The oral statement and the later formal order were, of course, directed without exception to all of the defendants in all of the suits then before the court, including the Illinois Central.

33

Under these facts, the Illinois Central asserts that it was not a "disobedient party" under Rule 37, Fed.R. Civ.P. In our opinion the record shows that petitioner was expressly permitted to take depositions, and apparently was the only one so excepted; the depositions were taken when required; the Government participated fully therein, and they were ultimately filed. Thus at the date of the formal pretrial order on September 21st, the Illinois Central had complied with the orders of the court and thus could not have been a "disobedient party," under Rule 37. Hence the sanctions imposed against all the carriers should not have been imposed against it.

34

We thus must direct that the imposition of the sanctions recited in the pretrial order of September 21, 1971, as imposed under Rule 37 must be set aside as to the Illinois Central Railroad Company.

35

The remedy here sought is a proper one under these circumstances and provides the only presently suitable method for a review of the imposition of the sanctions.
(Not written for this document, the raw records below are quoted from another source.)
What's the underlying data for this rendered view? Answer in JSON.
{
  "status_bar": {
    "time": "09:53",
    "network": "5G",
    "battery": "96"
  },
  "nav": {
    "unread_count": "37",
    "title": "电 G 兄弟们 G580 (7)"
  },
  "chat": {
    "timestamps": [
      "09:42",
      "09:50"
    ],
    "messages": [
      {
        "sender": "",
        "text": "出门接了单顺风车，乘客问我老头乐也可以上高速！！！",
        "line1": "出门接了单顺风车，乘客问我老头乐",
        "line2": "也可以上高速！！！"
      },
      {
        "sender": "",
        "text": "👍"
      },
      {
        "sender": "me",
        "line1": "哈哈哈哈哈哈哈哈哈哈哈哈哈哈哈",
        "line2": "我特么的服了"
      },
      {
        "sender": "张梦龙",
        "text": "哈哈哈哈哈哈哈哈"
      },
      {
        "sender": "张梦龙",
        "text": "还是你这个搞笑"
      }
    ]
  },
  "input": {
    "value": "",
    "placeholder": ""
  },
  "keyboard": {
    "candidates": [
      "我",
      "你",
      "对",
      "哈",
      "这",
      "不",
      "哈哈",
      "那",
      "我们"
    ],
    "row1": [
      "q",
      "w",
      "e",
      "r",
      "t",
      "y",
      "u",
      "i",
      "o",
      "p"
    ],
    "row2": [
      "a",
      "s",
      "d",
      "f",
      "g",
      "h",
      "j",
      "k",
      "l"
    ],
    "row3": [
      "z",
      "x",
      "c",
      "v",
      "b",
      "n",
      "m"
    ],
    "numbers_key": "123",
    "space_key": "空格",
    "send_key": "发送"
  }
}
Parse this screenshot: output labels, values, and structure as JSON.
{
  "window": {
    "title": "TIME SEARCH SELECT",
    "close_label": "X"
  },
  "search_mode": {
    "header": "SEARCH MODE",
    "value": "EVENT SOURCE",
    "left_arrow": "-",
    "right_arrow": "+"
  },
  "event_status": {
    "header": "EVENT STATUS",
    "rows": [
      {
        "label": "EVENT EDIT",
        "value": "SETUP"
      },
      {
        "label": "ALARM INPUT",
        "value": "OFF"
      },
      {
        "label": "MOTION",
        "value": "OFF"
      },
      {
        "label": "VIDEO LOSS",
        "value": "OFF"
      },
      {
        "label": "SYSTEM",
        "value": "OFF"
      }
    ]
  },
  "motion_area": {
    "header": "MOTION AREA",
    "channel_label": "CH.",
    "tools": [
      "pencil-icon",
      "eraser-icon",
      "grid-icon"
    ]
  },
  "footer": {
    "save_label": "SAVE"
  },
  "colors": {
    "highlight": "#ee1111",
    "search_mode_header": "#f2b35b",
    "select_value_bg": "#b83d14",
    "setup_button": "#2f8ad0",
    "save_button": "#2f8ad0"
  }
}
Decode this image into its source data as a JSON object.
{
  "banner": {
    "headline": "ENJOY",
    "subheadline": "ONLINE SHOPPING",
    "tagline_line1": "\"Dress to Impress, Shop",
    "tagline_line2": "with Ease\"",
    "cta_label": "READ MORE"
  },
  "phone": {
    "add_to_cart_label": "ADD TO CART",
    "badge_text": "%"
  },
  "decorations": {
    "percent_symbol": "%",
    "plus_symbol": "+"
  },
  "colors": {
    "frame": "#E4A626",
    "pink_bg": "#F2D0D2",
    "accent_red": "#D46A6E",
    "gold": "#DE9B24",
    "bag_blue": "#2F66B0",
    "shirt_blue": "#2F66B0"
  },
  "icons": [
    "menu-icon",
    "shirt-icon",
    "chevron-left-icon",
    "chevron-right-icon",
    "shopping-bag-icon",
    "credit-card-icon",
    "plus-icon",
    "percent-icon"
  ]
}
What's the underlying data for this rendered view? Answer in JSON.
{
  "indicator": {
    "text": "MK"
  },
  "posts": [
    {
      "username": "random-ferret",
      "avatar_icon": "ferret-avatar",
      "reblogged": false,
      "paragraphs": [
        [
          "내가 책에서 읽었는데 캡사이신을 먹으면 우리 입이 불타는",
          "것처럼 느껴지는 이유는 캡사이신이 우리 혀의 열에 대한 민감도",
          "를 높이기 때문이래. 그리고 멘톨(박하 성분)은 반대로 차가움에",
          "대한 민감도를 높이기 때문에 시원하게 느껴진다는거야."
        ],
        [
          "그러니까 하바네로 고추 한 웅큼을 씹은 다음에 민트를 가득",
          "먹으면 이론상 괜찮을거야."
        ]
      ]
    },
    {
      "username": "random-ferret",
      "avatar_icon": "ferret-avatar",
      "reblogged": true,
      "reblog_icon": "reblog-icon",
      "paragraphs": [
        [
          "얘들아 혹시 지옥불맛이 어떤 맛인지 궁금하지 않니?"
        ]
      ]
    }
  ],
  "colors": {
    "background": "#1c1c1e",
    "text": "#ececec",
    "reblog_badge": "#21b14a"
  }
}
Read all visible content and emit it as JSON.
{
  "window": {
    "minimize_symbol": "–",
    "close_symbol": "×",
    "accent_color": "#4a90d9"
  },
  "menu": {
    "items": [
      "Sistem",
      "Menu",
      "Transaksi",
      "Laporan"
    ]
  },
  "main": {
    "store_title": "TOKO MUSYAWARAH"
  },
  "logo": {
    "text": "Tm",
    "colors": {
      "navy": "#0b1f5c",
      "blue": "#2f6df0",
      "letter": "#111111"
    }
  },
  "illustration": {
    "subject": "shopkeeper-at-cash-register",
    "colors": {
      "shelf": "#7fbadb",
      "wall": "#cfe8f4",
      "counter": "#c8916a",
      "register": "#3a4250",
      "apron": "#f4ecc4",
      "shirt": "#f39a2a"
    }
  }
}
See Southern Ry. v. Templar, Tenth Circuit, 463 F.2d 967 (10th Cir.), the companion case.

36

The second portion of the petition of the Illinois Central relates to the pretrial order entered on December 22, 1971, and especially sections 3 and 6 thereof. The trial court therein ruled that the grain elevators were not agents of the CCC, and thus the plaintiff was not responsible for spillage which may have taken place during loading or unloading. This ruling removed one of the defenses sought to be asserted by the carriers, and the Illinois Central asserts that this was an abuse of discretion, and was not a proper pretrial procedure or function in these transferred cases.

37

The agency issue is not one which may properly be raised or tested by mandamus. It meets none of the prerequisites for the issuance of such a writ. It is a typical legal question ruled on by the trial court. It is an important matter for the parties, but other remedies exist to provide an adequate review. The petition is denied as to the agency ruling, but granted as to the sanctions in the pretrial order.